VIDEO: BPOM Jatim dan Polres Pasuruan Bongkar Pembuatan Sabu-Sabu Rumahan

Liputan6.com, Jakarta - Badan Pengawas Obat dan Makanan, BPOM memastikan sejumlah obat-obatan dan zat kimia yang disita dari sebuah rumah di kawasan perumahan mewah di Pasuruan, Jawa Timur, merupakan bahan untuk membuat sabu. Kepastian itu didapat setelah sejumlah petugas BPOM menguji langsung di Mapolres Pasuruan pada Rabu siang.

BPOM Jawa Timur mengecek dan menguji barang bukti yang diamankan Tim Buser Satnakorba di Ruang Satnarkoba Polres Pasuruan pada Rabu pagi. Barang bukti tersebut berupa puluhan dus obat flu jenis neo protifed, alkohol cairan, iodine dan soda api serta HCL. Beberapa obat-obatan merupakan jenis obat keras yang sebagian bisa dibeli secara bebas.

Dari hasil pengujian yang disaksikan langsung pihak Kepolisian dipastikan jika seluruh barang bukti tersebut mengandung zat yang dapat dijadikan bahan mentah pembuatan sabu.

Menurut Kasatnarkoba Polres Pasuruan, AKP Sugeng Prayitno, hasil pengujian BPOM itu telah menguatkan TKP yang digerebek di Kawasan Paviliun benar-benar merupakan tempat produksi sabu. Berikut video pemberitaannya pada Liputan6, 21 Februari 2020.

"BPOM provinsi datang untuk melakukan pengujian atau pengecekan terhadap bahan-bahan yang digunakan untuk pembuatan sabu, jadi sudah diteliti semua, memang kalau itu salah satu dari unsur kimia jika disatukan, maka akan menjadi sabu," ungkap AKP Sugeng Prayitno, Kasat Narkoba Polres Pasuruan.

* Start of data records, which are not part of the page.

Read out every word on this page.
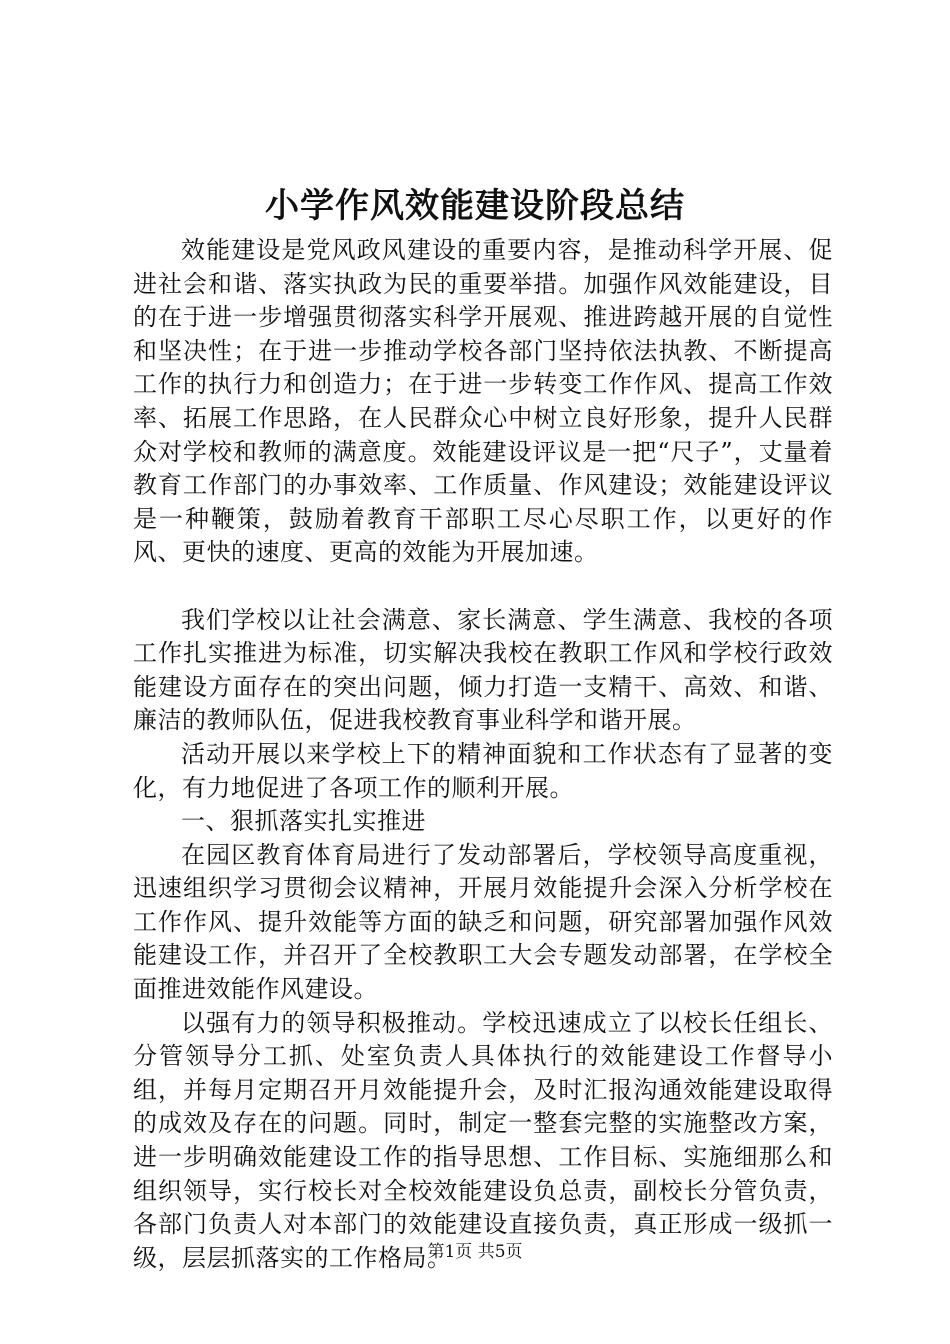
小学作风效能建设阶段总结

效能建设是党风政风建设的重要内容，是推动科学开展、促进社会和谐、落实执政为民的重要举措。加强作风效能建设，目的在于进一步增强贯彻落实科学开展观、推进跨越开展的自觉性和坚决性；在于进一步推动学校各部门坚持依法执教、不断提高工作的执行力和创造力；在于进一步转变工作作风、提高工作效率、拓展工作思路，在人民群众心中树立良好形象，提升人民群众对学校和教师的满意度。效能建设评议是一把“尺子”，丈量着教育工作部门的办事效率、工作质量、作风建设；效能建设评议是一种鞭策，鼓励着教育干部职工尽心尽职工作，以更好的作风、更快的速度、更高的效能为开展加速。

我们学校以让社会满意、家长满意、学生满意、我校的各项工作扎实推进为标准，切实解决我校在教职工作风和学校行政效能建设方面存在的突出问题，倾力打造一支精干、高效、和谐、廉洁的教师队伍，促进我校教育事业科学和谐开展。

活动开展以来学校上下的精神面貌和工作状态有了显著的变化，有力地促进了各项工作的顺利开展。

一、狠抓落实扎实推进

在园区教育体育局进行了发动部署后，学校领导高度重视，迅速组织学习贯彻会议精神，开展月效能提升会深入分析学校在工作作风、提升效能等方面的缺乏和问题，研究部署加强作风效能建设工作，并召开了全校教职工大会专题发动部署，在学校全面推进效能作风建设。

以强有力的领导积极推动。学校迅速成立了以校长任组长、分管领导分工抓、处室负责人具体执行的效能建设工作督导小组，并每月定期召开月效能提升会，及时汇报沟通效能建设取得的成效及存在的问题。同时，制定一整套完整的实施整改方案，进一步明确效能建设工作的指导思想、工作目标、实施细那么和组织领导，实行校长对全校效能建设负总责，副校长分管负责，各部门负责人对本部门的效能建设直接负责，真正形成一级抓一级，层层抓落实的工作格局。

第1页 共5页
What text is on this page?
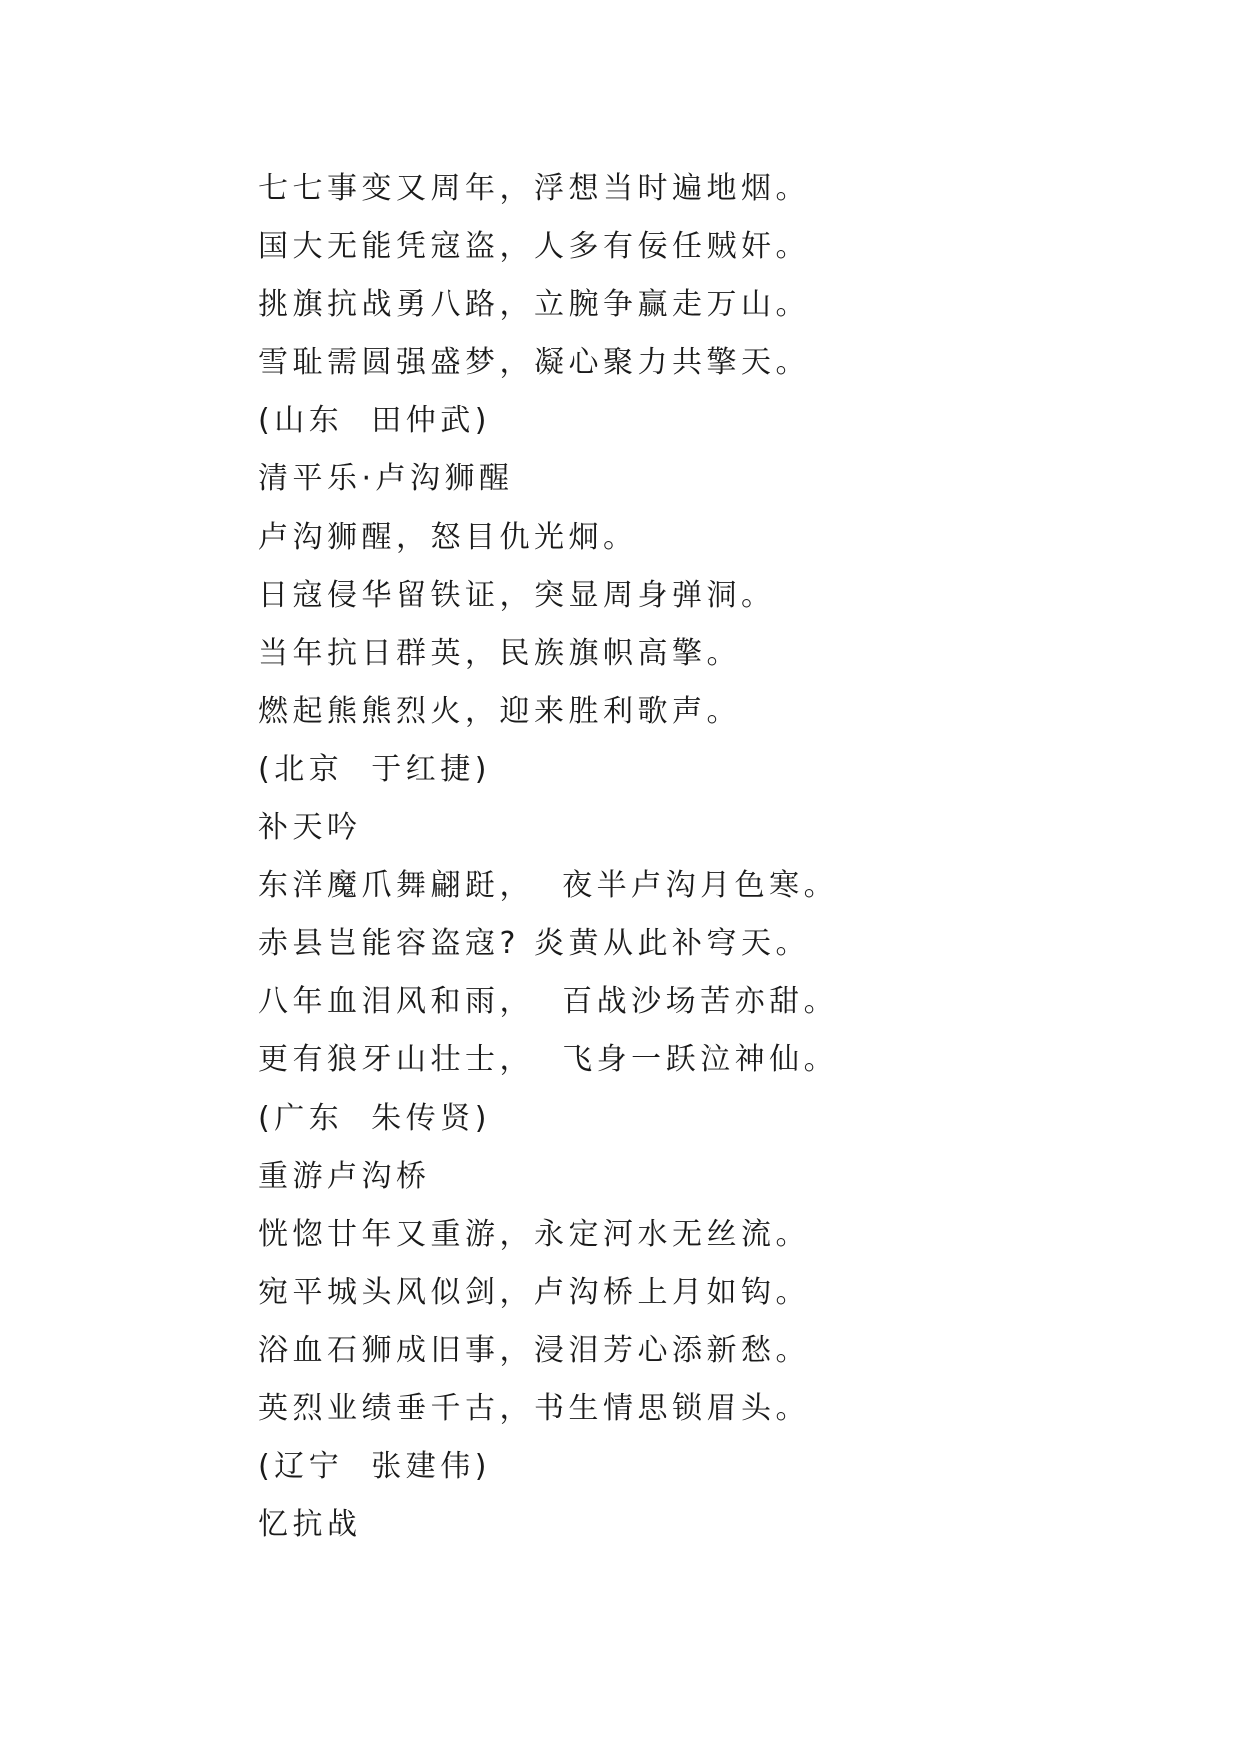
七七事变又周年，浮想当时遍地烟。
国大无能凭寇盗，人多有佞任贼奸。
挑旗抗战勇八路，立腕争赢走万山。
雪耻需圆强盛梦，凝心聚力共擎天。
(山东  田仲武)
清平乐·卢沟狮醒
卢沟狮醒，怒目仇光炯。
日寇侵华留铁证，突显周身弹洞。
当年抗日群英，民族旗帜高擎。
燃起熊熊烈火，迎来胜利歌声。
(北京  于红捷)
补天吟
东洋魔爪舞翩跹，  夜半卢沟月色寒。
赤县岂能容盗寇? 炎黄从此补穹天。
八年血泪风和雨，  百战沙场苦亦甜。
更有狼牙山壮士，  飞身一跃泣神仙。
(广东  朱传贤)
重游卢沟桥
恍惚廿年又重游，永定河水无丝流。
宛平城头风似剑，卢沟桥上月如钩。
浴血石狮成旧事，浸泪芳心添新愁。
英烈业绩垂千古，书生情思锁眉头。
(辽宁  张建伟)
忆抗战
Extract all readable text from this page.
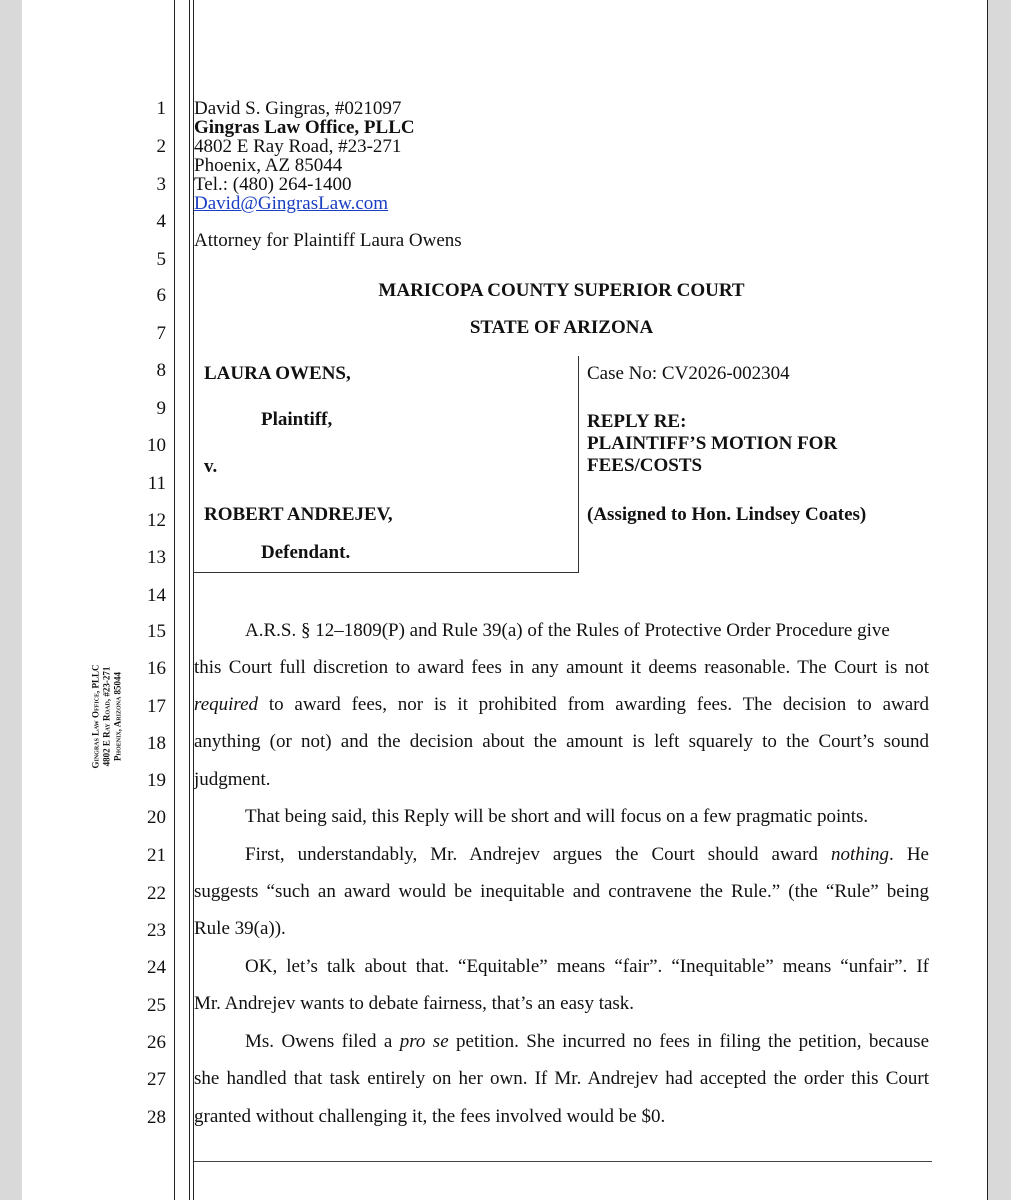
1
2
3
4
5
6
7
8
9
10
11
12
13
14
15
16
17
18
19
20
21
22
23
24
25
26
27
28
Gingras Law Office, PLLC 4802 E Ray Road, #23-271 Phoenix, Arizona 85044
David S. Gingras, #021097
Gingras Law Office, PLLC
4802 E Ray Road, #23-271
Phoenix, AZ 85044
Tel.: (480) 264-1400
David@GingrasLaw.com
Attorney for Plaintiff Laura Owens
MARICOPA COUNTY SUPERIOR COURT
STATE OF ARIZONA
LAURA OWENS,
Plaintiff,
v.
ROBERT ANDREJEV,
Defendant.
Case No: CV2026-002304
REPLY RE:
PLAINTIFF’S MOTION FOR
FEES/COSTS
(Assigned to Hon. Lindsey Coates)
A.R.S. § 12–1809(P) and Rule 39(a) of the Rules of Protective Order Procedure give
this Court full discretion to award fees in any amount it deems reasonable. The Court is not
required to award fees, nor is it prohibited from awarding fees. The decision to award
anything (or not) and the decision about the amount is left squarely to the Court’s sound
judgment.
That being said, this Reply will be short and will focus on a few pragmatic points.
First, understandably, Mr. Andrejev argues the Court should award nothing. He
suggests “such an award would be inequitable and contravene the Rule.” (the “Rule” being
Rule 39(a)).
OK, let’s talk about that. “Equitable” means “fair”. “Inequitable” means “unfair”. If
Mr. Andrejev wants to debate fairness, that’s an easy task.
Ms. Owens filed a pro se petition. She incurred no fees in filing the petition, because
she handled that task entirely on her own. If Mr. Andrejev had accepted the order this Court
granted without challenging it, the fees involved would be $0.
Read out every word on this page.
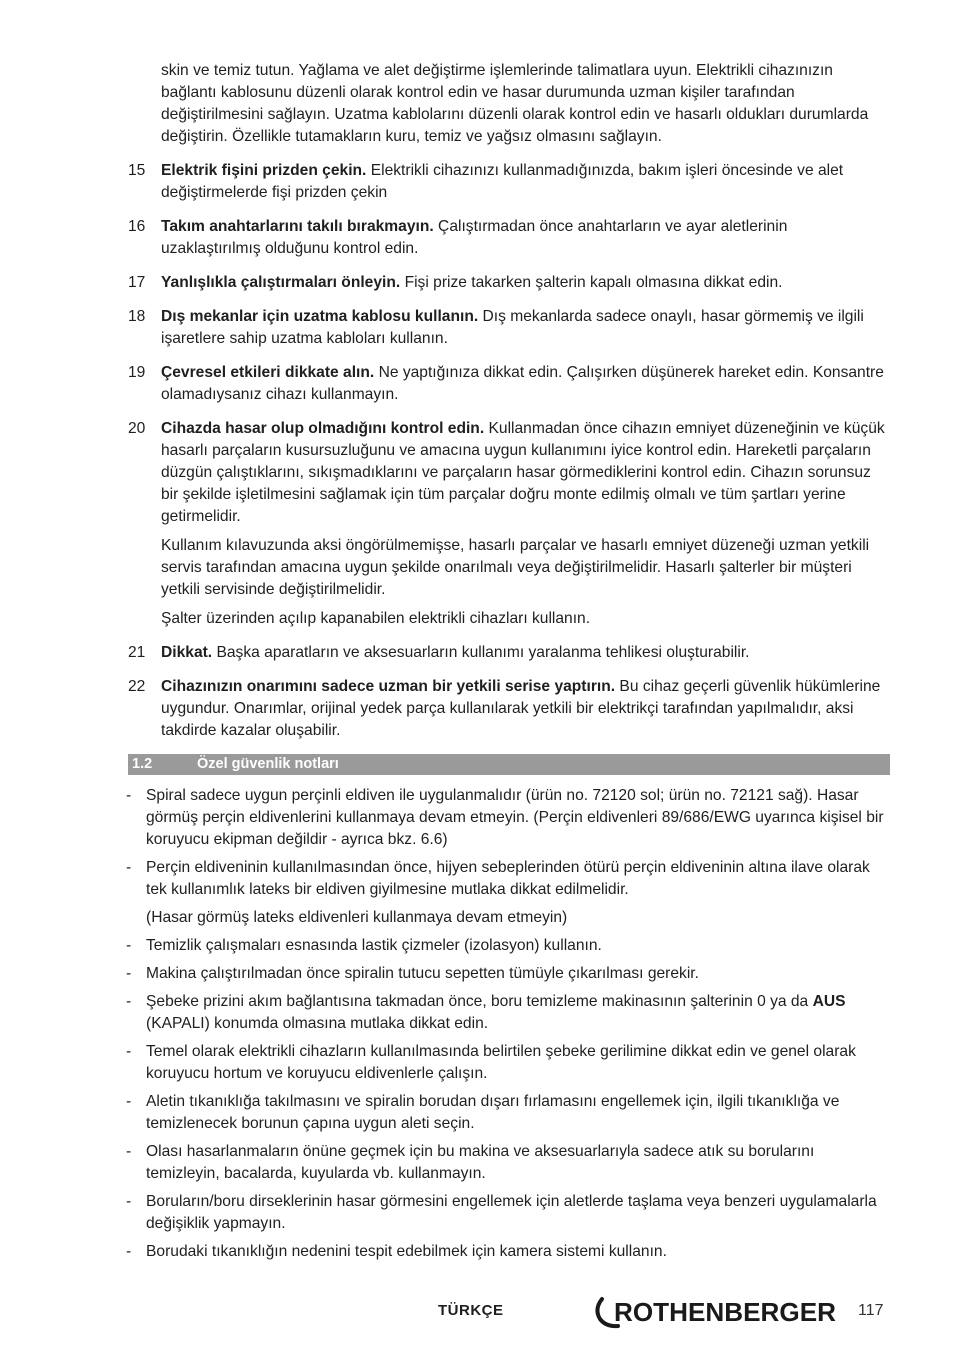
skin ve temiz tutun. Yağlama ve alet değiştirme işlemlerinde talimatlara uyun. Elektrikli cihazınızın bağlantı kablosunu düzenli olarak kontrol edin ve hasar durumunda uzman kişiler tarafından değiştirilmesini sağlayın. Uzatma kablolarını düzenli olarak kontrol edin ve hasarlı oldukları durumlarda değiştirin. Özellikle tutamakların kuru, temiz ve yağsız olmasını sağlayın.

15	Elektrik fişini prizden çekin. Elektrikli cihazınızı kullanmadığınızda, bakım işleri öncesinde ve alet değiştirmelerde fişi prizden çekin
16	Takım anahtarlarını takılı bırakmayın. Çalıştırmadan önce anahtarların ve ayar aletlerinin uzaklaştırılmış olduğunu kontrol edin.
17	Yanlışlıkla çalıştırmaları önleyin. Fişi prize takarken şalterin kapalı olmasına dikkat edin.
18	Dış mekanlar için uzatma kablosu kullanın. Dış mekanlarda sadece onaylı, hasar görmemiş ve ilgili işaretlere sahip uzatma kabloları kullanın.
19	Çevresel etkileri dikkate alın. Ne yaptığınıza dikkat edin. Çalışırken düşünerek hareket edin. Konsantre olamadıysanız cihazı kullanmayın.
20	Cihazda hasar olup olmadığını kontrol edin. Kullanmadan önce cihazın emniyet düzeneğinin ve küçük hasarlı parçaların kusursuzluğunu ve amacına uygun kullanımını iyice kontrol edin. Hareketli parçaların düzgün çalıştıklarını, sıkışmadıklarını ve parçaların hasar görmediklerini kontrol edin. Cihazın sorunsuz bir şekilde işletilmesini sağlamak için tüm parçalar doğru monte edilmiş olmalı ve tüm şartları yerine getirmelidir.

Kullanım kılavuzunda aksi öngörülmemişse, hasarlı parçalar ve hasarlı emniyet düzeneği uzman yetkili servis tarafından amacına uygun şekilde onarılmalı veya değiştirilmelidir. Hasarlı şalterler bir müşteri yetkili servisinde değiştirilmelidir.

Şalter üzerinden açılıp kapanabilen elektrikli cihazları kullanın.

21	Dikkat. Başka aparatların ve aksesuarların kullanımı yaralanma tehlikesi oluşturabilir.
22	Cihazınızın onarımını sadece uzman bir yetkili serise yaptırın. Bu cihaz geçerli güvenlik hükümlerine uygundur. Onarımlar, orijinal yedek parça kullanılarak yetkili bir elektrikçi tarafından yapılmalıdır, aksi takdirde kazalar oluşabilir.
1.2	Özel güvenlik notları
- Spiral sadece uygun perçinli eldiven ile uygulanmalıdır (ürün no. 72120 sol; ürün no. 72121 sağ). Hasar görmüş perçin eldivenlerini kullanmaya devam etmeyin. (Perçin eldivenleri 89/686/EWG uyarınca kişisel bir koruyucu ekipman değildir - ayrıca bkz. 6.6)
- Perçin eldiveninin kullanılmasından önce, hijyen sebeplerinden ötürü perçin eldiveninin altına ilave olarak tek kullanımlık lateks bir eldiven giyilmesine mutlaka dikkat edilmelidir.
(Hasar görmüş lateks eldivenleri kullanmaya devam etmeyin)
- Temizlik çalışmaları esnasında lastik çizmeler (izolasyon) kullanın.
- Makina çalıştırılmadan önce spiralin tutucu sepetten tümüyle çıkarılması gerekir.
- Şebeke prizini akım bağlantısına takmadan önce, boru temizleme makinasının şalterinin 0 ya da AUS (KAPALI) konumda olmasına mutlaka dikkat edin.
- Temel olarak elektrikli cihazların kullanılmasında belirtilen şebeke gerilimine dikkat edin ve genel olarak koruyucu hortum ve koruyucu eldivenlerle çalışın.
- Aletin tıkanıklığa takılmasını ve spiralin borudan dışarı fırlamasını engellemek için, ilgili tıkanıklığa ve temizlenecek borunun çapına uygun aleti seçin.
- Olası hasarlanmaların önüne geçmek için bu makina ve aksesuarlarıyla sadece atık su borularını temizleyin, bacalarda, kuyularda vb. kullanmayın.
- Boruların/boru dirseklerinin hasar görmesini engellemek için aletlerde taşlama veya benzeri uygulamalarla değişiklik yapmayın.
- Borudaki tıkanıklığın nedenini tespit edebilmek için kamera sistemi kullanın.
TÜRKÇE	ROTHENBERGER 117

Diketahui sebelumnya, Satnarkoba Polres Pasuruan menggerebek sebuah rumah di kawasan perumahan elit di Taman Dayu Kecamatan Pandaan, Pasuruan yang disinyalir dijadikan rumah produksi sabu skala menengah. Polisi menangkap tiga tersangka oknum wartawan, advokat dan anggota LSM, yang kemudian ditetapkan sebagai otak produksi sabu rumahan tersebut.